Q: I’ve heard that computers can now replace human beings to screen documents for relevance and privilege using predictive coding technology. Can we use predictive coding on my case? 

Avoid: If the computer is so smart, why don’t you ask it? 

A: There are a number of exciting new technologies currently being developed and refined to reduce time and costs in document review. We are not, however, at a point where computers can entirely replace human lawyers in performing document review. Predictive coding software needs to be trained by human decisions on any given population of documents and a large number of those documents, typically across many sample sets, need to be reviewed before the software can achieve acceptable accuracy levels. Even so, most developers of predictive coding software are not recommending reliance on the software for final privilege determinations, as those determinations sometimes require complex analyses, and mistakes can have serious negative consequences. 

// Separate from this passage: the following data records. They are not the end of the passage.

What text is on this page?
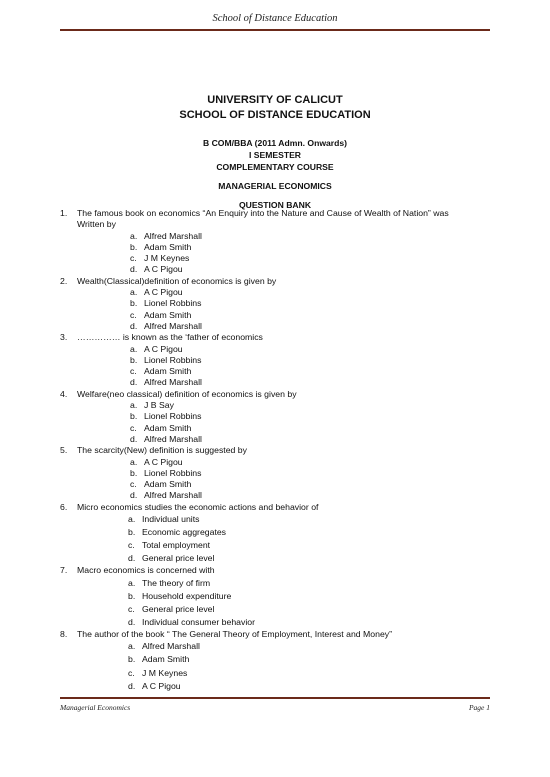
School of Distance Education
UNIVERSITY OF CALICUT
SCHOOL OF DISTANCE EDUCATION
B COM/BBA (2011 Admn. Onwards)
I SEMESTER
COMPLEMENTARY COURSE
MANAGERIAL ECONOMICS
QUESTION BANK
1.	The famous book on economics “An Enquiry into the Nature and Cause of Wealth of Nation” was
Written by
a. Alfred Marshall
b. Adam Smith
c. J M Keynes
d. A C Pigou
2.	Wealth(Classical)definition of economics is given by
a. A C Pigou
b. Lionel Robbins
c. Adam Smith
d. Alfred Marshall
3.	…………… is known as the ‘father of economics
a. A C Pigou
b. Lionel Robbins
c. Adam Smith
d. Alfred Marshall
4.	Welfare(neo classical) definition of economics is given by
a. J B Say
b. Lionel Robbins
c. Adam Smith
d. Alfred Marshall
5.	The scarcity(New) definition is suggested by
a. A C Pigou
b. Lionel Robbins
c. Adam Smith
d. Alfred Marshall
6.	Micro economics studies the economic actions and behavior of
a. Individual units
b. Economic aggregates
c. Total employment
d. General price level
7.	Macro economics is concerned with
a. The theory of firm
b. Household expenditure
c. General price level
d. Individual consumer behavior
8.	The author of the book “ The General Theory of Employment, Interest and Money”
a. Alfred Marshall
b. Adam Smith
c. J M Keynes
d. A C Pigou
Managerial Economics	Page 1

To date, predictive coding has been approved for use in only two published court cases. In one of those two cases, Da Silva Moore v Publicis Groupe & MSL Group, both parties agreed to its use. Even in that case, the plaintiff then objected to the protocol approved by the court. In the other case, Global Aerospace Inc. v. Landow Aviation, the court allowed the use of predictive coding over the plaintiff’s objection, but included little discussion or analysis in the opinion. There is no case, as yet, where predictive coding technology actually has been applied and found to achieve acceptable accuracy levels, so lawyers and technologists are closely following the cases where the technology is now being tried.

The bottom line is that predictive coding technology holds a great deal of promise, but there are hurdles yet to overcome, and it would be risky to rely on predictive coding technology as a substitute for human lawyer review absent the agreement of adverse parties or judicial approval to use the technology.

Finally, perhaps the most common FAQ, and my personal favorite:

Q: We’re handling a new matter where there will be a lot of e-discovery. We don’t know the volume yet but we have to prepare a budget. How much will it cost?

Avoid: How much you got? 

A: Many of our firm’s 60-plus e-discovery attorneys have been doing this kind of work for a long time. We have the data to price by the hour, by the document or even by the gigabyte. 

Until we know the volume of information likely to require review, we won’t be able to provide an accurate cost estimate. The good news is that the cost savings that we are now able to achieve through advanced technology, optimal workflows and low-cost but experienced e-discovery attorneys is likely to make that cost estimate far more palatable than it otherwise would be.

We will be glad to try to help you come up with an estimate, however, if you first just answer a few of our FAQs!